The fundamental barrier is aircraft capability. No active commercial aircraft can operate Hyderabad–United States nonstop with a full payload under current operational constraints. Even if range were marginally feasible, the absence of a dominant Indian carrier hub in Hyderabad weakens feed traffic potential. US carriers, lacking a local partner hub, would face significant commercial risk.

As a result, Gulf carriers dominate the market. Emirates, Qatar Airways, and Etihad funnel Hyderabad traffic efficiently through Dubai, Doha, and Abu Dhabi. British Airways and Air India add European and domestic Indian connections. The hub-and-spoke model thrives precisely where nonstop physics falter.

Rajiv Gandhi International Airport Hyderabad terminal exterior with international departures

Orlando–Tokyo: A Special Case

At first glance, Orlando–Tokyo appears as a surprising inclusion, with approximately 154,000 round-trip passengers. The demand is real, supported by tourism flows and Japanese interest in Florida’s theme parks.

In early 2026, ZIPAIR launched a short-term operation tied to Disney Destinations International. Yet the service was explicitly time-limited. Sustained, year-round operations remain improbable.

The reason is structural. Orlando lacks the corporate demand base of New York, Los Angeles, or Chicago. Ultra-long-haul routes thrive when business travel stabilizes revenue through premium cabins. Leisure demand, while substantial, is seasonal and price-sensitive. Airlines require consistency, not just peaks.

The Physics and Economics of Distance

At the heart of these gaps lies a fundamental truth: range charts do not guarantee profitability.

Ultra-long-haul flying magnifies every variable. Headwinds add fuel burn. Small payload penalties erode margins. Premium demand gaps widen financial exposure. Aircraft acquisition costs must be amortized across consistent yields.

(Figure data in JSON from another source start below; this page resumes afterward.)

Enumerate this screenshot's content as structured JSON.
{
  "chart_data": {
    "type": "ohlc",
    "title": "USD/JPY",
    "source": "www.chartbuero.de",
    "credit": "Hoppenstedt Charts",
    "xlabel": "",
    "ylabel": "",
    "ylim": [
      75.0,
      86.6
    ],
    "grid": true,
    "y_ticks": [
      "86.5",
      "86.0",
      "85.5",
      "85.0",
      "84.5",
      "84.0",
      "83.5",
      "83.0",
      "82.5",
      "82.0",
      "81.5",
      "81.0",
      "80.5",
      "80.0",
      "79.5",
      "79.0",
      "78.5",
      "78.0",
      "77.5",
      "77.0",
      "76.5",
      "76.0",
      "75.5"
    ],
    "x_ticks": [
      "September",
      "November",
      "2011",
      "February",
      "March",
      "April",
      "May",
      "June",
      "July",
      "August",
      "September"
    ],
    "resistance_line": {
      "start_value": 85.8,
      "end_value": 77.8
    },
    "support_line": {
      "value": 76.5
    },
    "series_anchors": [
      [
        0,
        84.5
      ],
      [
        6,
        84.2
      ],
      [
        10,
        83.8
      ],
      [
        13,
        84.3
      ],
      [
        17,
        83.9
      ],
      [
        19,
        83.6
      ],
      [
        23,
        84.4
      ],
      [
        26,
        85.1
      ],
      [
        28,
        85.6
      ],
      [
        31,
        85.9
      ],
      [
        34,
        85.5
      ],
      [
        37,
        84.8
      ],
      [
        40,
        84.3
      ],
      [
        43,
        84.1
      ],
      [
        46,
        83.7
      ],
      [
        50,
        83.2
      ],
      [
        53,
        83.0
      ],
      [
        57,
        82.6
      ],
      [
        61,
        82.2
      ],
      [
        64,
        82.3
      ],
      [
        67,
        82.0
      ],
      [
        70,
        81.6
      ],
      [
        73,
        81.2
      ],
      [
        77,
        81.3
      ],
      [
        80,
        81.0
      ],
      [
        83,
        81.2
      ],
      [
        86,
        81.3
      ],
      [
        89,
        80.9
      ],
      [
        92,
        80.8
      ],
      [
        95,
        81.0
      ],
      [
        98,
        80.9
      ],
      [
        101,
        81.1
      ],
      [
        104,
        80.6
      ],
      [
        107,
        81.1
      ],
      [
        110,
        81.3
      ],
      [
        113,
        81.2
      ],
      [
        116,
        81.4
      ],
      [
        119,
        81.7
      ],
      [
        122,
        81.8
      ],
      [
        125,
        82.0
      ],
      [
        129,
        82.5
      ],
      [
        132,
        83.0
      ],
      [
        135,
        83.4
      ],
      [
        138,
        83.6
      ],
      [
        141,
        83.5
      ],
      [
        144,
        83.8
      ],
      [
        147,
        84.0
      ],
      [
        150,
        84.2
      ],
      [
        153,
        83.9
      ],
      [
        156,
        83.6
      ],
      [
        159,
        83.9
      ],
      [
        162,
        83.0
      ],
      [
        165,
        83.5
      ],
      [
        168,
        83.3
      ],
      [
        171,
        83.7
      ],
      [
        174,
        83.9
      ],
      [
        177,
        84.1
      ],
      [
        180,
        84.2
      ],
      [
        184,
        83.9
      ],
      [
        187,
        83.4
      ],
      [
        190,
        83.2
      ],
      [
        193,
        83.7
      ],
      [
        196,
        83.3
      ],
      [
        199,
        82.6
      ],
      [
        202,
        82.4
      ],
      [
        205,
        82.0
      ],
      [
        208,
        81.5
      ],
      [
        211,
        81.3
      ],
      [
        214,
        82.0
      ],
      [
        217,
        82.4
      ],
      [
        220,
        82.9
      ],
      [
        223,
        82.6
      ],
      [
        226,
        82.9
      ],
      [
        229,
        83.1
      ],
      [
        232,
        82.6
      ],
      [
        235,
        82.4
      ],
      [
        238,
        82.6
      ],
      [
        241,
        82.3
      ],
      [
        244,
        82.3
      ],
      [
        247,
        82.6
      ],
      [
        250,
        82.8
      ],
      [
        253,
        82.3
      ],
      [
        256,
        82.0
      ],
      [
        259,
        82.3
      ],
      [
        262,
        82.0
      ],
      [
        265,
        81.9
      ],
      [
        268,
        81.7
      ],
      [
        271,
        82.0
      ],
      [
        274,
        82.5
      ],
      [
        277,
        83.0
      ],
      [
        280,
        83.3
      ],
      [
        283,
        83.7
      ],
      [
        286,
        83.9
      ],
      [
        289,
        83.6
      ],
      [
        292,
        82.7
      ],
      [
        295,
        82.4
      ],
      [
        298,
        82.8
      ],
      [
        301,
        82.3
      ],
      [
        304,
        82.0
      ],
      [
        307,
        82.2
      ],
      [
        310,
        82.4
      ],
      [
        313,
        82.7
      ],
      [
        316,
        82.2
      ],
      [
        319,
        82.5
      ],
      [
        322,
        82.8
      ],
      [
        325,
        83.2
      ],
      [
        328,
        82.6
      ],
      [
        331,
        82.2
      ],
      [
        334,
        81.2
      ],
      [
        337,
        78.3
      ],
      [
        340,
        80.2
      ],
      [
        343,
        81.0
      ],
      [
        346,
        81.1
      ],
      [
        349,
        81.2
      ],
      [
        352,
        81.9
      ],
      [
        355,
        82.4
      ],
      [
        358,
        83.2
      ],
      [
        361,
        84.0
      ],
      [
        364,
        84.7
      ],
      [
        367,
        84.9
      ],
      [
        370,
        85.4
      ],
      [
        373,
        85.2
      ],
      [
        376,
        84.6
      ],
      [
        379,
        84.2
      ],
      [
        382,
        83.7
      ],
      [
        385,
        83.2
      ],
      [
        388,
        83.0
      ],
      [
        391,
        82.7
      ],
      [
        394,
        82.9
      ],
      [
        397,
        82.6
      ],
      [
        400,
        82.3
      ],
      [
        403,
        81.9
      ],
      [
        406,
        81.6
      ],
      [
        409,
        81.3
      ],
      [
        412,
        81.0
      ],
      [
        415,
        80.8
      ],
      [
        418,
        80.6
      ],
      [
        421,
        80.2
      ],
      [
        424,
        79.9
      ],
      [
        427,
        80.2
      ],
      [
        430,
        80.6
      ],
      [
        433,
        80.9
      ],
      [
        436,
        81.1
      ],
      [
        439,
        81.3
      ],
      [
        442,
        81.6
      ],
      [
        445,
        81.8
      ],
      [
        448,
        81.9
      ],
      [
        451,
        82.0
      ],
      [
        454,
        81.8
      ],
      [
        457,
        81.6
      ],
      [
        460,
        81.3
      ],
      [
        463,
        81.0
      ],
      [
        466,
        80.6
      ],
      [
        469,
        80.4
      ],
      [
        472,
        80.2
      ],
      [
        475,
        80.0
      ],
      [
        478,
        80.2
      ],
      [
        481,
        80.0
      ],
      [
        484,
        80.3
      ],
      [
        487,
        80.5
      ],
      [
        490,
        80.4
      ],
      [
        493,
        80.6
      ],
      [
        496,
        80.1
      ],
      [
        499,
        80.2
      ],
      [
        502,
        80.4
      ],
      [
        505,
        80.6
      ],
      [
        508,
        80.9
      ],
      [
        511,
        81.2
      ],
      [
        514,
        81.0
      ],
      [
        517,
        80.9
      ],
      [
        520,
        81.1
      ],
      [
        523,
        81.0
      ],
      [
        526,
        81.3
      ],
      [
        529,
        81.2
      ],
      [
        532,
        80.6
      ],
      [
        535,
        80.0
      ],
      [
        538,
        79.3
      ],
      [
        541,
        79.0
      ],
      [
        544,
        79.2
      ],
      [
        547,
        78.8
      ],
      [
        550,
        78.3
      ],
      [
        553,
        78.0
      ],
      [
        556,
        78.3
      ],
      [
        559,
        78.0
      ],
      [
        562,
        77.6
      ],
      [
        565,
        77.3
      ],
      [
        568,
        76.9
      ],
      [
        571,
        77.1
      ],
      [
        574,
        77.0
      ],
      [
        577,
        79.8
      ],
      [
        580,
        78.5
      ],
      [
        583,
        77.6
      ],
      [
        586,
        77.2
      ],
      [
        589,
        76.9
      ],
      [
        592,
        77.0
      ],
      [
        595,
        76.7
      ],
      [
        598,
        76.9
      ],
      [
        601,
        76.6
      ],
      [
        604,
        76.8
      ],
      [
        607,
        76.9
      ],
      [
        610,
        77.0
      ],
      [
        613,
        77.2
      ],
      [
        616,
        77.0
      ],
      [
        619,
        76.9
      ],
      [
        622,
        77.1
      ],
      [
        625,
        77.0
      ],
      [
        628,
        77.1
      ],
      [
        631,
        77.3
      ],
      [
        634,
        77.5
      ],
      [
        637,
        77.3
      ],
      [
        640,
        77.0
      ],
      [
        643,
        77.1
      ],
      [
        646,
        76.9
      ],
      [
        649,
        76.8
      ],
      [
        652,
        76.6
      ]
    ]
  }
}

Modern twinjets like the Airbus A350 and Boeing 787 have revolutionized long-haul travel. They enable routes once deemed impossible. But even these engineering marvels bow to economics.

Airlines operate within a narrow band of acceptable risk. A route carrying 150,000 passengers annually might seem ripe for nonstop service. Yet if average fares are low and business-class demand weak, that route becomes a high-stakes gamble.

The Future of America’s Long-Haul Gaps

Technological evolution may eventually close some of these gaps. Future variants of ultra-efficient aircraft, optimized for payload-range performance, could tip the equation. Geopolitical airspace access may normalize, restoring efficient routing between North America and South Asia. Growing diaspora wealth could shift yield dynamics.

But the lesson remains clear. Passenger volume alone does not guarantee nonstop service. Aircraft physics, fuel prices, geopolitical access, and premium demand form an intricate equation.

The map of global aviation is not drawn solely by distance. It is drawn by profitability. And for now, these ten high-demand US long-haul routes remain compelling reminders that even in an age of 19-hour flights, some journeys still depend on a carefully chosen connection.